Merger expected to prompt rise in UK mortgage rates
Mortgage rates in Britiain could begin rising again following another significant jump in the cost of wholesale funding today.
The global financial turmoil has caused one of the key inter-bank lending rates, three month Libor, to increase to 5.98%, up from 5.7% at the end of last week.
The rise will not only affect the rates of tracker mortgages, but it also indicates a renewed reluctance among banks to lend to each other, suggesting the recent improvement in the mortgage market will be short-lived.
Ray Boulger, senior technical manager at John Charcol, said: "It is likely that we will see some of the keener trackers being repriced."
He added that as UK interest rates fell over the coming year, the spread lenders had between the cost of their funds and the rates they charged consumers was likely to widen.
He said: "With the reduction in profits, lenders need to rebuild their balance sheets, and the only way they can do that in the current market is to widen their margins."
The recent trend among lenders to cut their fixed rate deals is also likely to come to an end, despite a recent fall in swap rates, upon which the deals are based.
Eamonn Rice, chief executive of mform.co.uk, said he expected lenders to begin raising their rates again in response to the "wild swings" on the money markets.
He said rates on best buy mortgages had fallen by an average of nearly 0.5% during the past six weeks, but this trend is now likely to be over.
Mr Rice said: "Just when it looked like there was light at the end of the tunnel for the mortgage market we are now heading back to a period of rising rates."
Lloyds TSB's takeover of Halifax Bank of Scotland is also expected to reduce competition in the mortgage market over the long term.
Halifax is understood to be planning to pull some of its mortgage products at the end of this week, and it is not expected to relaunch deals to replace them until the end of next week.
Andrew Hagger, of Moneynet.co.uk, said: "It is a concern that consumers will be faced with a far more limited choice of products on the back of this merger and the previously announced Abbey takeover of Alliance & Leicester.
"No matter what the terms of the merger and the size of the new beast, we are waving goodbye to an element of competition in the personal finance market."
It is too early to say which HBOS brands Lloyds TSB will keep, but commentators speculated that the Birmingham Midshires brand could be vulnerable.
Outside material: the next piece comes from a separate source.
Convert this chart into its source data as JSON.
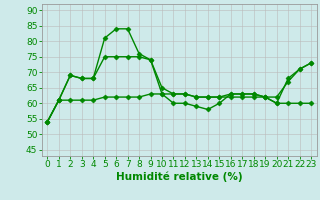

Birmingham Midshires operates in a number of areas of specialist lending, including sub-prime and self-certification, and there are concerns that Lloyds will not want to remain in these sectors.
Louise Coming, head of mortgages at moneysupermarket.com, said: "Lloyds have always run a very conservative ship and I have no doubt the merged operation will have a diminished appetite for higher risk specialist lending.
"This could leave borrowers without a squeaky clean credit rating or a large deposit without a hope of being accepted by the new super bank.
"Therefore, the slightly riskier part of the housing market populated by first-time buyers and sub-prime borrowers is set to stagnate even further, which won't be good for the market as a whole."
She added that consumer trust in the mortgage industry was "extremely fragile" however, and the takeover could go some way to restoring it.